An exterior view of the tower of the Institute for the Works of Religion in Vatican City appears in this photograph taken in 2011.

[with video]

Bank accounts of two former Vatican Bank managers and an attorney representing them were frozen by a Vatican prosecutor, who suspects the three men were embezzling. The three are accused of stealing money while selling Vatican-owned real estate in the 2000s, Reuters exclusively reported Saturday. Prosecutor Gian Piero Milano said the money in the men’s bank accounts, about €16.0 million ($19.7 million), “stems from embezzlement they were engaged in,” according to an Oct. 27 sequester order obtained by the news agency.
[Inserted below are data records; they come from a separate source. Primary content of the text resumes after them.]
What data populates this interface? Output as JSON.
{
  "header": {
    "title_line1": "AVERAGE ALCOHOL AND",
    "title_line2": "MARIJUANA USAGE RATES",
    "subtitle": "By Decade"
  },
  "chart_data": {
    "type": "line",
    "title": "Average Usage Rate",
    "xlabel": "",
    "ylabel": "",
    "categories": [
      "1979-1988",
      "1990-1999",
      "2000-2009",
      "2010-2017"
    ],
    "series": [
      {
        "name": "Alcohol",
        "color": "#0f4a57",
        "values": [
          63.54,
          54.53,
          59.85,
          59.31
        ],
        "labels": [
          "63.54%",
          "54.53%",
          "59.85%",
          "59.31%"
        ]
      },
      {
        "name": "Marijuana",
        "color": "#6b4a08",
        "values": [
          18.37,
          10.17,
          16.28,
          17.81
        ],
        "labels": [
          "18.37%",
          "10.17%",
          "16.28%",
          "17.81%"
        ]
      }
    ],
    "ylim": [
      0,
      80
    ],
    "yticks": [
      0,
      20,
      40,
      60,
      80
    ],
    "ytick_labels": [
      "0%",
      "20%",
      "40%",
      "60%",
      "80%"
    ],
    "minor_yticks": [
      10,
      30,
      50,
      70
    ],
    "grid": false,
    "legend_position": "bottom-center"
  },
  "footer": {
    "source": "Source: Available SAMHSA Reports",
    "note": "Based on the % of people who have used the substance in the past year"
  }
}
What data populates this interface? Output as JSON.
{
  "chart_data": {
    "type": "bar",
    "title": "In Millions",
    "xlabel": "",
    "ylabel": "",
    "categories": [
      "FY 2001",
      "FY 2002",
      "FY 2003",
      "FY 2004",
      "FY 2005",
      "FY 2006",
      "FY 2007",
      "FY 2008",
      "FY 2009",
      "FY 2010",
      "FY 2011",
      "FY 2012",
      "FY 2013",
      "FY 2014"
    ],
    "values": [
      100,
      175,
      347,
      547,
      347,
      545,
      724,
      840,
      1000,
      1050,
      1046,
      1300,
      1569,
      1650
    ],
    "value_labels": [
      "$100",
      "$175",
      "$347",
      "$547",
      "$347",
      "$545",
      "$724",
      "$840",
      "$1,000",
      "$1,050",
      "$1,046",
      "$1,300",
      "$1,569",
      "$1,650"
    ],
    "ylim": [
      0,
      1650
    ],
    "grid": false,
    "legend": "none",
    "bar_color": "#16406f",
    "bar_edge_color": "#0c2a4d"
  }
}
Milano accused the bank’s ex-president, Angelo Caloia, and former director general, Lelio Scaletti, of consistently lying about the sale prices of Vatican-owned real estate on the bank’s official books and then pocketing the difference between the recorded amount and the true sale price. Their legal consultant, Gabriele Liuzzo, allegedly received some of the money as well. A whopping €57 million were apparently swiped between 2001 and 2008, when the bank sold 29 buildings, according to the order obtained by Reuters.
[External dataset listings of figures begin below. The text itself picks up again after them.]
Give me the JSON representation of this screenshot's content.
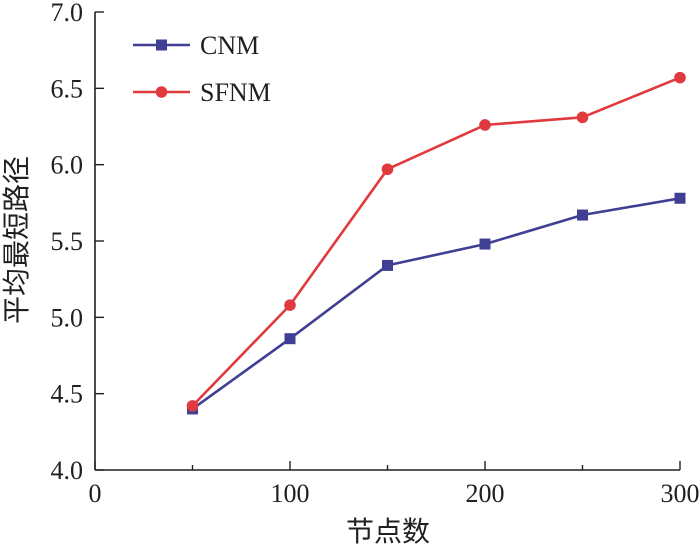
{
  "chart_data": {
    "type": "line",
    "title": "",
    "xlabel": "节点数",
    "ylabel": "平均最短路径",
    "xlim": [
      0,
      300
    ],
    "ylim": [
      4.0,
      7.0
    ],
    "xticks": [
      0,
      100,
      200,
      300
    ],
    "xtick_labels": [
      "0",
      "100",
      "200",
      "300"
    ],
    "yticks": [
      4.0,
      4.5,
      5.0,
      5.5,
      6.0,
      6.5,
      7.0
    ],
    "ytick_labels": [
      "4.0",
      "4.5",
      "5.0",
      "5.5",
      "6.0",
      "6.5",
      "7.0"
    ],
    "grid": false,
    "legend_position": "top-left",
    "x": [
      50,
      100,
      150,
      200,
      250,
      300
    ],
    "series": [
      {
        "name": "CNM",
        "color": "#3f3f94",
        "marker": "square",
        "values": [
          4.4,
          4.86,
          5.34,
          5.48,
          5.67,
          5.78
        ]
      },
      {
        "name": "SFNM",
        "color": "#e03a3e",
        "marker": "circle",
        "values": [
          4.42,
          5.08,
          5.97,
          6.26,
          6.31,
          6.57
        ]
      }
    ]
  }
}
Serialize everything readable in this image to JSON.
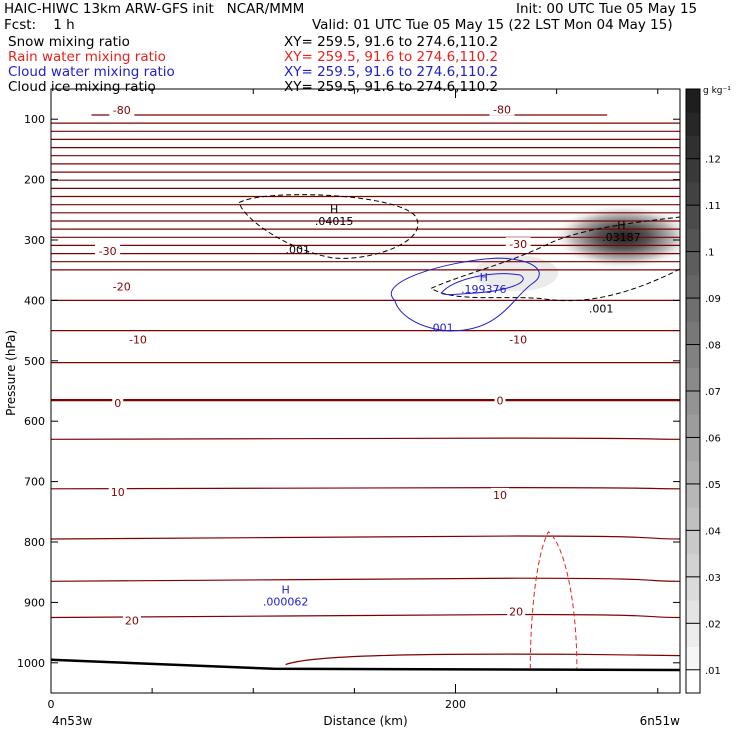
{
  "header": {
    "model_line": "HAIC-HIWC 13km ARW-GFS init   NCAR/MMM",
    "init_line": "Init: 00 UTC Tue 05 May 15",
    "fcst_line": "Fcst:    1 h",
    "valid_line": "Valid: 01 UTC Tue 05 May 15 (22 LST Mon 04 May 15)"
  },
  "fields": [
    {
      "name": "Snow mixing ratio",
      "xy": "XY= 259.5, 91.6 to 274.6,110.2",
      "color": "#000000"
    },
    {
      "name": "Rain water mixing ratio",
      "xy": "XY= 259.5, 91.6 to 274.6,110.2",
      "color": "#e8231f"
    },
    {
      "name": "Cloud water mixing ratio",
      "xy": "XY= 259.5, 91.6 to 274.6,110.2",
      "color": "#1f1fcf"
    },
    {
      "name": "Cloud ice mixing ratio",
      "xy": "XY= 259.5, 91.6 to 274.6,110.2",
      "color": "#000000"
    }
  ],
  "chart_data": {
    "type": "contour",
    "xlabel": "Distance (km)",
    "ylabel": "Pressure (hPa)",
    "xlim": [
      0,
      311
    ],
    "ylim": [
      1050,
      50
    ],
    "x_ticks": [
      0,
      200
    ],
    "x_minor_ticks": [
      50,
      100,
      150,
      250,
      300
    ],
    "y_ticks": [
      100,
      200,
      300,
      400,
      500,
      600,
      700,
      800,
      900,
      1000
    ],
    "x_endpoints": {
      "left": "4n53w",
      "right": "6n51w"
    },
    "colorbar": {
      "unit": "g kg⁻¹",
      "min": 0.005,
      "max": 0.135,
      "labels": [
        ".01",
        ".02",
        ".03",
        ".04",
        ".05",
        ".06",
        ".07",
        ".08",
        ".09",
        ".1",
        ".11",
        ".12"
      ],
      "values": [
        0.01,
        0.02,
        0.03,
        0.04,
        0.05,
        0.06,
        0.07,
        0.08,
        0.09,
        0.1,
        0.11,
        0.12
      ]
    },
    "temperature_isotherms": {
      "color": "#800000",
      "labels": [
        {
          "text": "-80",
          "x": 35,
          "p": 85
        },
        {
          "text": "-80",
          "x": 223,
          "p": 84
        },
        {
          "text": "-30",
          "x": 28,
          "p": 318
        },
        {
          "text": "-30",
          "x": 231,
          "p": 307
        },
        {
          "text": "-20",
          "x": 35,
          "p": 377
        },
        {
          "text": "-10",
          "x": 43,
          "p": 465
        },
        {
          "text": "-10",
          "x": 231,
          "p": 465
        },
        {
          "text": "0",
          "x": 33,
          "p": 570
        },
        {
          "text": "0",
          "x": 222,
          "p": 566
        },
        {
          "text": "10",
          "x": 33,
          "p": 717
        },
        {
          "text": "10",
          "x": 222,
          "p": 722
        },
        {
          "text": "20",
          "x": 40,
          "p": 930
        },
        {
          "text": "20",
          "x": 230,
          "p": 915
        }
      ]
    },
    "extrema": [
      {
        "field": "Snow mixing ratio",
        "label": "H",
        "value": ".04015",
        "x": 140,
        "p": 265
      },
      {
        "field": "Cloud ice mixing ratio",
        "label": "H",
        "value": ".03187",
        "x": 282,
        "p": 292
      },
      {
        "field": "Cloud water mixing ratio",
        "label": "H",
        "value": ".199376",
        "x": 214,
        "p": 378
      },
      {
        "field": "Cloud water mixing ratio",
        "label": "H",
        "value": ".000062",
        "x": 116,
        "p": 895
      }
    ],
    "contour_labels": [
      {
        "field": "Snow mixing ratio",
        "value": ".001",
        "x": 122,
        "p": 316
      },
      {
        "field": "Snow mixing ratio",
        "value": ".001",
        "x": 272,
        "p": 413
      },
      {
        "field": "Cloud water mixing ratio",
        "value": ".001",
        "x": 193,
        "p": 445
      }
    ]
  }
}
Liuzzo, 91, told Reuters his accounts had been frozen, but said Milano’s allegations were “rubbish” and that the money from the sales had all gone to the bank. Caloia, 75, and Scaletti, 88, did not respond to the news agency’s requests for comment, according to its report.

Officially known as the Institute for the Works of Religion, the Vatican Bank released a statement saying it had pressed charges against the three men in an “ongoing judicial enquiry.” Caloia, Scaletti and Liuzzo have not yet been charged, Reuters reported.

The bank is the hub of Vatican finances, but has been rocked by scandal in recent years. It has changed management and closed hundreds of bank accounts to reduce secrecy and comply with international laws -- an initiative advanced by Pope Francis to bring the bank in line with European banks. A close friend of the pontiff was appointed prelate of the Vatican bank last year, which many saw as an attempt to help straighten the bank’s crooked reputation.

Pope Francis also formed an investigative committee to probe the bank’s activities and administrative structure after serious allegations of money laundering, corruption and infighting were exposed during the VatiLeaks scandal in 2012, as the New York Times reported at the time.